Tom and I went back home next morning, and I thought no more about it, until last autumn, over a year later, my phone rang, and it was Duncan Culshaw, calling out of the blue. He’d booked himself into the Nieves Mar Hotel, in L’Escala, and he told me that he’d like to see me.

‘You came all this way on spec?’ I asked.

‘Susie said you’d be here,’ he said. ‘She told me that you might be prepared to show my book to your brother-in-law.’

‘I might, that’s true, but you don’t need to throw yourself at my feet for it to happen. If I do it, it’ll be as a favour to Susie, pure and simple.’

‘I appreciate that,’ he said, ‘but I wouldn’t want you to embarrass yourself with him by sending something blind.’ He paused. ‘Have dinner with me tonight, and I’ll give you a copy.’

‘I can’t do that,’ I replied, ‘unless you fancy feeding my son as well. But lunch tomorrow would be okay.’

He had his manuscript with him when we met in the hotel restaurant, not in printed form but on a four gigabyte memory stick. ‘It’s not quite finished,’ he told me. ‘I have a couple of rough edges that I need to smooth out.’ He handed it to me. ‘Read it please, and we’ll meet again, possibly for coffee tomorrow morning. I’ll call you to arrange something.’

‘That’s a tight timescale,’ I observed, ‘for a whole manuscript.’

‘You’ll finish it, I promise you. It’s a page-turner.’

I took the stick from him. ‘Obviously not literally,’ I pointed out, ‘but I’ll do it.’

We had a pleasant enough lunch; most of our conversation was about the Emporda region, its front-line tourist pitches and some of the spots off the beaten track. ‘That was very useful,’ he told me as he signed the bill. ‘I have a piece to write for one of my airline clients; you’ve given me just about everything I need.’

‘That’s handy,’ I remarked. ‘You’ll be able to put me down as a business expense.’

I had a flash of concern that I might have sounded waspish, or been ‘a nippy sweetie’, as my Glaswegian Granny Phillips would have put it, but far from being wounded, Duncan nodded, beamed, and replied, ‘Yes, indeed, Primavera; the whole damn trip in fact, with free air travel and car hire.’

My only reaction was a smile, but I felt that for the first time I’d had a flash of the real Duncan Culshaw.

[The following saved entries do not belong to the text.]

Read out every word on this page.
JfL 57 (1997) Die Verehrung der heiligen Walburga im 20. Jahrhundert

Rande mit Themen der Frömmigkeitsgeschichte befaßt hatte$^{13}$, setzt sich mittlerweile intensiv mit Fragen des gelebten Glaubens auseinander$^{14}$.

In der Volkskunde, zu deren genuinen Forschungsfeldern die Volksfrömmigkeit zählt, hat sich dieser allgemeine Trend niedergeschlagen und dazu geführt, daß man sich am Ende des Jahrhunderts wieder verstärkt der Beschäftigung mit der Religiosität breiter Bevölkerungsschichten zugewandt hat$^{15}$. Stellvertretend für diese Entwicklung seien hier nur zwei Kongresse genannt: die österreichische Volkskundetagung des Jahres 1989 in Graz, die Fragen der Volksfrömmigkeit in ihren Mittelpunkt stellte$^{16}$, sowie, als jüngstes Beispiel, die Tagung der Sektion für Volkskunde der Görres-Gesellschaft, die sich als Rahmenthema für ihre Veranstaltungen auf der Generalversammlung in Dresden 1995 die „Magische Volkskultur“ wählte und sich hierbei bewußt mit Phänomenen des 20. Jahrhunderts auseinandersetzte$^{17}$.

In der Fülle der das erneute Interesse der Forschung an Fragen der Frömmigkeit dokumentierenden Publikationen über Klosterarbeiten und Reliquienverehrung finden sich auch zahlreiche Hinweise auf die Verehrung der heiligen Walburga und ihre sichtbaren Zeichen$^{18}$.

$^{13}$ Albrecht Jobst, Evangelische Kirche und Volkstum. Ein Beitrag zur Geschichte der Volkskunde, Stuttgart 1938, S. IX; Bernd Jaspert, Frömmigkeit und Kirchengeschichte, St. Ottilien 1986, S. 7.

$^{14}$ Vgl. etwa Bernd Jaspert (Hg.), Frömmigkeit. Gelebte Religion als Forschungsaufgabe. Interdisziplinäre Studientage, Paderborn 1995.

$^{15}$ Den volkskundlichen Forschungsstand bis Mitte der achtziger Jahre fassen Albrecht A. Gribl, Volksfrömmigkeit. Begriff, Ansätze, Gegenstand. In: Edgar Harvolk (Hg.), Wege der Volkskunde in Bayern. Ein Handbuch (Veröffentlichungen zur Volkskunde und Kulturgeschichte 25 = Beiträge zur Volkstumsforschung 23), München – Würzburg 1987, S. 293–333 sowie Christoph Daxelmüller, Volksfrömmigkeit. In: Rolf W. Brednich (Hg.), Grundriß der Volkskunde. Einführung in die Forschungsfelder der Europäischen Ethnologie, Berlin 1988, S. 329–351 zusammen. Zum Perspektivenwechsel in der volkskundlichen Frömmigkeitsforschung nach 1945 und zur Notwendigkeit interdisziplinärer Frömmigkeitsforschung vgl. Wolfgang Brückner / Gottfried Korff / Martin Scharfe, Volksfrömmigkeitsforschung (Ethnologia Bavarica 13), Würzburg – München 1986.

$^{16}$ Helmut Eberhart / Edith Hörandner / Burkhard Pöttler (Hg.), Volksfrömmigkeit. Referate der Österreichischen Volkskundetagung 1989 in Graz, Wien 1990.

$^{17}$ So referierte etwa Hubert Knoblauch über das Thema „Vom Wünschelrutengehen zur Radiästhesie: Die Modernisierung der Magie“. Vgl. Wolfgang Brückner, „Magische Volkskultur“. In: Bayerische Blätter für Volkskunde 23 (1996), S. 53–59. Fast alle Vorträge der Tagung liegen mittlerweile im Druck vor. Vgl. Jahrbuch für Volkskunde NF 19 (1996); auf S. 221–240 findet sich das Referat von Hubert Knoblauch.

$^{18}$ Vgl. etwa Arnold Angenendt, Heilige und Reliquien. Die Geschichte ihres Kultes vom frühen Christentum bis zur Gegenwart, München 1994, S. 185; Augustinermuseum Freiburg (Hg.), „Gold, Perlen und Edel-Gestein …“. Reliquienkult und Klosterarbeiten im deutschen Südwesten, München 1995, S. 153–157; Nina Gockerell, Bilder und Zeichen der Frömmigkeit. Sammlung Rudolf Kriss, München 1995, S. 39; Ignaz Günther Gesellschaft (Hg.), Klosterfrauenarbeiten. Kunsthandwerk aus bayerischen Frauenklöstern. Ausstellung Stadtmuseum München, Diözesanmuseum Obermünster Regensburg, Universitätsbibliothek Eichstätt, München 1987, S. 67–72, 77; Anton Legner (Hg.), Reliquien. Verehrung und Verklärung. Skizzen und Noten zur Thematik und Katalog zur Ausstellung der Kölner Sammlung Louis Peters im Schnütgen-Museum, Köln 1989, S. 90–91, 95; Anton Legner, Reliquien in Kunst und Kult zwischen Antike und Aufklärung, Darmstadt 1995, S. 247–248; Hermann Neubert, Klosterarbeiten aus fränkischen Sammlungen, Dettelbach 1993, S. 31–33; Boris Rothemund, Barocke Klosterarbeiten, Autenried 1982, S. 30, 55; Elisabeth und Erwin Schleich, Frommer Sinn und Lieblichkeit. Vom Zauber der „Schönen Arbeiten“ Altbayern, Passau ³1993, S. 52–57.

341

I drove straight home, dug out the rarely used MacBook laptop that I keep as a back-up for my computer, took it out on to the terrace, with Charlie, our Labrador, for company, and plugged the stick into one of the USB sockets. There was only one document on it, a large PDF file, titled The Mask. When I clicked on it, a box came up on the screen advising me that it was read only and that I would not be able to copy or edit it. ‘Fine,’ I muttered, and clicked the button to proceed.

There was no foreword, only the title, author’s name and a copyright declaration. I turned to the first page and started to read.

‘My wee brother?’ she began, then paused, as if she was framing every word in her eventual reply.

‘He was like a loch on a fine summer’s day. Not a mark, not a ripple on his surface. You looked at him and you thought, he’s one of the fairest things I’ve ever seen. And he was, the boy I grew up with.

‘But then life took a hold of him and the water was disturbed, choppy at first, and then rougher, till it was storm-tossed, white-crested. He was still beautiful, but in a different way, darker, ominous, and you knew that not far below that surface there was another man, someone different, someone dangerous, like the monsters of legend given form.’